Every day in a thousand little ways I create an experience that is an expression of who I am. My colors. My music. Even my emails. It’s not fine art. It’s art in real life.

I set out to help parents, regardless of income, realize that power of art in their families’ lives. The more I researched the topic, the more convinced I became that art is not just present and integrated – but essential to being human. It helps us interpret our world and express ourselves within it.

So my focus broadened to what you now see in this website.  Part celebration. Part exploration. An open dialogue. 

MY BACKGROUND

What is art? So much depends on how I defined it – even way back to primary school. I could draw. And I thought that was art. When I went to college, the University of Maine, I studied art and education. An early course, the History of Art, taught by Professor Hartgen, changed everything for me.

He darkened the classroom. Made us imagine it was a cold cave long ago. “What would drive people to go into the darkness with the faint light of a fire – to create images?”

Ohhhhhh. I get it. It is powerful and meaningful – and everywhere.

After college I taught school for one year, knowing from minute one that that was not my path. Spent a couple years, ending as the acting director, at The Performing Arts Center of Bath. There I got to experience the amazing and wonderful – and different – cultures of the classical crowds, the jazz crowds, the folk crowds, etc. They each had their own language, fashion, rituals – ways of engaging. The folk community was filled with four-part harmonies and kids running everywhere.
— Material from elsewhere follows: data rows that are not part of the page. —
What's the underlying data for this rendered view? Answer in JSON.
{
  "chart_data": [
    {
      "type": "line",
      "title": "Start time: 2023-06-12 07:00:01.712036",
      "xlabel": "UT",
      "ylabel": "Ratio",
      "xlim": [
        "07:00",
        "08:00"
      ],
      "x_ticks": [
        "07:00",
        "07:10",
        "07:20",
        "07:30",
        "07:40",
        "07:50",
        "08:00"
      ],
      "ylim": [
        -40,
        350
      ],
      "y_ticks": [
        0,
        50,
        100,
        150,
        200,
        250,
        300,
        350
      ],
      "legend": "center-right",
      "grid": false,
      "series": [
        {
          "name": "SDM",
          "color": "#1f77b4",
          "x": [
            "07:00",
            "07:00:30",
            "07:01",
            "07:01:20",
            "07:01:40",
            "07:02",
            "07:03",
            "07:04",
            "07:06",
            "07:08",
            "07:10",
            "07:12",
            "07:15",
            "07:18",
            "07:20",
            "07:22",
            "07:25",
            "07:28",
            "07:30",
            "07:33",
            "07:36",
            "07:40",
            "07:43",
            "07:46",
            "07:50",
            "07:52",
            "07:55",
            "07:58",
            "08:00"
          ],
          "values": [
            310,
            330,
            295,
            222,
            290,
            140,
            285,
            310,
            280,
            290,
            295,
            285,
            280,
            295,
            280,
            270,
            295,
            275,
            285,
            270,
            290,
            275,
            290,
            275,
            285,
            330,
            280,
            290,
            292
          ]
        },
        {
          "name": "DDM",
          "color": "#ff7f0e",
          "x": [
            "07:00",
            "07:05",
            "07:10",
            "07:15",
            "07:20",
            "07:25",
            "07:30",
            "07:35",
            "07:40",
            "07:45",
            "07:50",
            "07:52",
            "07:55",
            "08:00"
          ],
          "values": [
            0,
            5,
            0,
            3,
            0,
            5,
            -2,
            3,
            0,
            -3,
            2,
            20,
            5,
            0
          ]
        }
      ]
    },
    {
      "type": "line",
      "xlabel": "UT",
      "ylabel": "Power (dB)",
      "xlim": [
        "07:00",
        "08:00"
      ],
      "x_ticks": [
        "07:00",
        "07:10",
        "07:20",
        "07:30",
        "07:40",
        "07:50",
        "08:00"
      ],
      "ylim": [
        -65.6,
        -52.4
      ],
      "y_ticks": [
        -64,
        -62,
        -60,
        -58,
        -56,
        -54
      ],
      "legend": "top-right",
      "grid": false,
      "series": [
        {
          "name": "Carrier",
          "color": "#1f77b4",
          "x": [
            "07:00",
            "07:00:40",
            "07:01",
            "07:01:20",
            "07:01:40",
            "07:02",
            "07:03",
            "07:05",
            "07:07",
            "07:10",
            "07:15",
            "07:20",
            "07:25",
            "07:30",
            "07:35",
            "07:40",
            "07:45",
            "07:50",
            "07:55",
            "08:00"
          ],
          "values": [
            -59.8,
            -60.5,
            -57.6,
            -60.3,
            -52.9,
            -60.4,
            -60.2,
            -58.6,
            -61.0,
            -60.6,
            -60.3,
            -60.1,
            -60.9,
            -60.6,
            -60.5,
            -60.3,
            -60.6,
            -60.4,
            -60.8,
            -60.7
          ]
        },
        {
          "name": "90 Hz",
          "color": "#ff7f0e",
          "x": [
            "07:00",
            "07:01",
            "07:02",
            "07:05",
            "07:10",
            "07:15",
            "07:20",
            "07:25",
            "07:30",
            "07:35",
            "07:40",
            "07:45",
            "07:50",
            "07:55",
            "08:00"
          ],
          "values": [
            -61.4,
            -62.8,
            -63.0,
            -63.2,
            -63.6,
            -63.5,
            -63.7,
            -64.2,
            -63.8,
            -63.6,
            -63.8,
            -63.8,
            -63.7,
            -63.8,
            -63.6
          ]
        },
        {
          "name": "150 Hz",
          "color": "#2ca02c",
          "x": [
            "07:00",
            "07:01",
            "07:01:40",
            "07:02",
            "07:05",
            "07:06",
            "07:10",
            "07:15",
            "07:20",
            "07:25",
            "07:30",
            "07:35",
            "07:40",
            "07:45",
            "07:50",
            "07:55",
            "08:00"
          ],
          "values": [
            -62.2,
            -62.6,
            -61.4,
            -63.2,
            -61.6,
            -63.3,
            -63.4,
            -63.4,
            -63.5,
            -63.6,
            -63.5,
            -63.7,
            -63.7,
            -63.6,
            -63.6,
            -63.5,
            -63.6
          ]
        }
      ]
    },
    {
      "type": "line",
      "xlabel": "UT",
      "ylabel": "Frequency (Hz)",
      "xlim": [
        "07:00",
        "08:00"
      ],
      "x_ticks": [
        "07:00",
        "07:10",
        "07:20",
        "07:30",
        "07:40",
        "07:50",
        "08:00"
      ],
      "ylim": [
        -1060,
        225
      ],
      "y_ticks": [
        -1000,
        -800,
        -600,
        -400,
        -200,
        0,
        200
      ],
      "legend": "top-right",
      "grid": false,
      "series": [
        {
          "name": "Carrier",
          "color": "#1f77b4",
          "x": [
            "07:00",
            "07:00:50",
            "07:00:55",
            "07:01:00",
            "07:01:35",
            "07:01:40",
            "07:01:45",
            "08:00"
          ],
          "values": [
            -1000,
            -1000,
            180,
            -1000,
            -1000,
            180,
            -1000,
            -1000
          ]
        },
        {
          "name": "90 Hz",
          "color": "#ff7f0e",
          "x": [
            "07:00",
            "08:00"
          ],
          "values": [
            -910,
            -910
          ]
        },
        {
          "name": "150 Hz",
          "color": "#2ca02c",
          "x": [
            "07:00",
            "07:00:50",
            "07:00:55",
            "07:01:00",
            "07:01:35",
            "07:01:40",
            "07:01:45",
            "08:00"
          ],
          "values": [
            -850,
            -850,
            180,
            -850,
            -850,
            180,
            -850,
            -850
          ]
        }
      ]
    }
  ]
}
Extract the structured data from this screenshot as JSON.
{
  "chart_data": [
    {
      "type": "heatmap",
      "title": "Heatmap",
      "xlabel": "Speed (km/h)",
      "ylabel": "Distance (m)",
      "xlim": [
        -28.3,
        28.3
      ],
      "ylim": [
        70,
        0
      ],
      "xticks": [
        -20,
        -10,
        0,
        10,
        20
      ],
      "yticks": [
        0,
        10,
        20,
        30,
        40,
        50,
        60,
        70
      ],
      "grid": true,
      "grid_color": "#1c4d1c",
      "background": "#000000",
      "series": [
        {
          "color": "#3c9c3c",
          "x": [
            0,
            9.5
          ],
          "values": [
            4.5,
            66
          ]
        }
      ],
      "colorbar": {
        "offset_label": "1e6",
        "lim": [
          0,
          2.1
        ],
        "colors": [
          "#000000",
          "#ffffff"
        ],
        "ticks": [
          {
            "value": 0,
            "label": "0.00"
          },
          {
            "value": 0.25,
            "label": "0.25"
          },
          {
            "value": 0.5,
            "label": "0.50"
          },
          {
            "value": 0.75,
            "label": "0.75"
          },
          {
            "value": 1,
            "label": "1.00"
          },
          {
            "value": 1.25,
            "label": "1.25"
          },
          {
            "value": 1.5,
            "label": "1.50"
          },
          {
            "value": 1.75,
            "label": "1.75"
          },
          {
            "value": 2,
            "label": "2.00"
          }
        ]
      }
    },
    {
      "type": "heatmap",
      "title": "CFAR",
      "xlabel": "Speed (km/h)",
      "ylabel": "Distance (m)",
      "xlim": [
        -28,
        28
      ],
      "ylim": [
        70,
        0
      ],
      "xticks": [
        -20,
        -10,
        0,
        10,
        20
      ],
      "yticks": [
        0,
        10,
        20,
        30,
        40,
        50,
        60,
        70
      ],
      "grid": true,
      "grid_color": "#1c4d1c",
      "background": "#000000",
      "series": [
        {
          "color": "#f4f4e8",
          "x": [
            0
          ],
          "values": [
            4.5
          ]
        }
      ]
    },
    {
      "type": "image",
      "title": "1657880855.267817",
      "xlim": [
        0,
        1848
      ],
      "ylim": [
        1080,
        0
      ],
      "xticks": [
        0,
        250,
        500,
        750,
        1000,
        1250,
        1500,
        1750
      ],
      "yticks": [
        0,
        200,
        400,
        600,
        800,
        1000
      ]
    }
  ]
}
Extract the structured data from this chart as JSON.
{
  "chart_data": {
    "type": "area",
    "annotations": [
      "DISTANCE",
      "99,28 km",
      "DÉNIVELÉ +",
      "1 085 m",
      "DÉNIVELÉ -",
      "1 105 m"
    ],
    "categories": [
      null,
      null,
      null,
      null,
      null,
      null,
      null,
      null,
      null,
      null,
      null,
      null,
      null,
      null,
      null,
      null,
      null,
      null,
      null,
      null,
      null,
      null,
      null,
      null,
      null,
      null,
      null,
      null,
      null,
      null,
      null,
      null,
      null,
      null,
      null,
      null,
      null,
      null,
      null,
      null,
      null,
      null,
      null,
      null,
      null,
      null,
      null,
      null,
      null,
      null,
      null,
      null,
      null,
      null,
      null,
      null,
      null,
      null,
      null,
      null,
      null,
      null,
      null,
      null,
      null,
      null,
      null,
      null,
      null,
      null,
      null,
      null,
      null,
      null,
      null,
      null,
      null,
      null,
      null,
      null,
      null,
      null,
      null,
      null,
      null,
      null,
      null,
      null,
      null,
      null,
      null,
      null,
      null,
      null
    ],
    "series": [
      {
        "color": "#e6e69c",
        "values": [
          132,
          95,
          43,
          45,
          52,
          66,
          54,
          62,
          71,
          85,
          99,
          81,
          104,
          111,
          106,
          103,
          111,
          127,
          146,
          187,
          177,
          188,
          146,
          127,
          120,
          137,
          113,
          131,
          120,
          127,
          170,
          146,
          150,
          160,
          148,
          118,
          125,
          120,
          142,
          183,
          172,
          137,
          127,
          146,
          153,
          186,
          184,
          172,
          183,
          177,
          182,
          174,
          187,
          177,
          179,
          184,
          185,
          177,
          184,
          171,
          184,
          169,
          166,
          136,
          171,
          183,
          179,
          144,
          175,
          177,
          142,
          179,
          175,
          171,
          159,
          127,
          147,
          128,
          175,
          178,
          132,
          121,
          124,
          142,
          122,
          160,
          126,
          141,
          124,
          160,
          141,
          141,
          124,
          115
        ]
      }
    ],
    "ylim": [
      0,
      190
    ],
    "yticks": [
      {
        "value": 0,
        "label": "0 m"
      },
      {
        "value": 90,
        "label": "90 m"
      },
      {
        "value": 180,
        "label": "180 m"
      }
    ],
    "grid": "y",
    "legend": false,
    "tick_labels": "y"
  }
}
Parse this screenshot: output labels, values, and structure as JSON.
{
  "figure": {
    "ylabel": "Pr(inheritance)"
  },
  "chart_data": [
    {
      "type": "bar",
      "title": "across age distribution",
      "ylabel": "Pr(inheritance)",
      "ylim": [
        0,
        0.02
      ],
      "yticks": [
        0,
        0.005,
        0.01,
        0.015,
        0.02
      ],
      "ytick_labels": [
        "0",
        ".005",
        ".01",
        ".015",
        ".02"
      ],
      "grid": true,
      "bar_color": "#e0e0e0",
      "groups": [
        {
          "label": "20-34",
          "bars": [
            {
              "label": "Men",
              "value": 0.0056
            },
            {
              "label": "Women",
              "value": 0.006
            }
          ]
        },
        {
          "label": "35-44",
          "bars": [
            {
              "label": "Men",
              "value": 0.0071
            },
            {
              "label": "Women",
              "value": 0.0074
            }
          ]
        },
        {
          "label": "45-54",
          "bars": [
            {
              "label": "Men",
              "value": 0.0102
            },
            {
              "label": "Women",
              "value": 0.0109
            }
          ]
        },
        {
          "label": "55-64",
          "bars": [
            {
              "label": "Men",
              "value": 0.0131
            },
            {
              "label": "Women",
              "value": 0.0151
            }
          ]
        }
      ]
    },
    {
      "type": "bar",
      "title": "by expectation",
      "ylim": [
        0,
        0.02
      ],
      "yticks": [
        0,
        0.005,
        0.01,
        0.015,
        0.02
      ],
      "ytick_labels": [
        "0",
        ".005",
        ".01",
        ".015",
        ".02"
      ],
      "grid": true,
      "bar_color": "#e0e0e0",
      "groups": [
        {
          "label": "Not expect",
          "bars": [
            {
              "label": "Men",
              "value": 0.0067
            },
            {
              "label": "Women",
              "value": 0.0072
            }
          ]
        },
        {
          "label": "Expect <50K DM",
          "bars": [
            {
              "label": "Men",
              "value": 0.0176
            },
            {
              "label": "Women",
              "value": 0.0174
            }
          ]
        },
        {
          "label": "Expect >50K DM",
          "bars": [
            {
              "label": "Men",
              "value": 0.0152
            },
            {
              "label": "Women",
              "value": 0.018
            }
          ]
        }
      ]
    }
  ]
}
The classical community was more formal both in fashion and demeanor. “What would drive people to go into the darkness with the faint light of a fire – to create images?” “What would drive people to express themselves in such different ways?

My corporate career began with L. L. Bean, heading up the Training & Development function as they launched a major organizational change. I later moved to New York City and, for the next 30 years, led major change initiatives in large companies, such as J.P. Morgan Chase, The Great Atlantic & Pacific Tea Company and Publishers Clearinghouse.

It was all about organizational culture – and all the ways companies can make it easy and compelling to do the right thing. I learned the power of storytelling – who gets talked about? Who gets airtime? Who are your heroes? I learned about the importance of greetings, how and where you sit, dress codes. What words do you use to talk about customers? Employees? All the tiny and significant rituals work together to define an organization.

Since I left the business world, I have had the privilege of teaching in the formative years of The Blue School; hosted a monthly salon for women in theater; worked with The Public Theater and Mark Morris Dance.

And always I have been thinking about art in real life and how to bring the concept to the rest of you. I think it is exciting and fun and I hope you, too, will enjoy.

I live in Philadelphia in the same building with my daughter and her family. My son and his family are in Maine.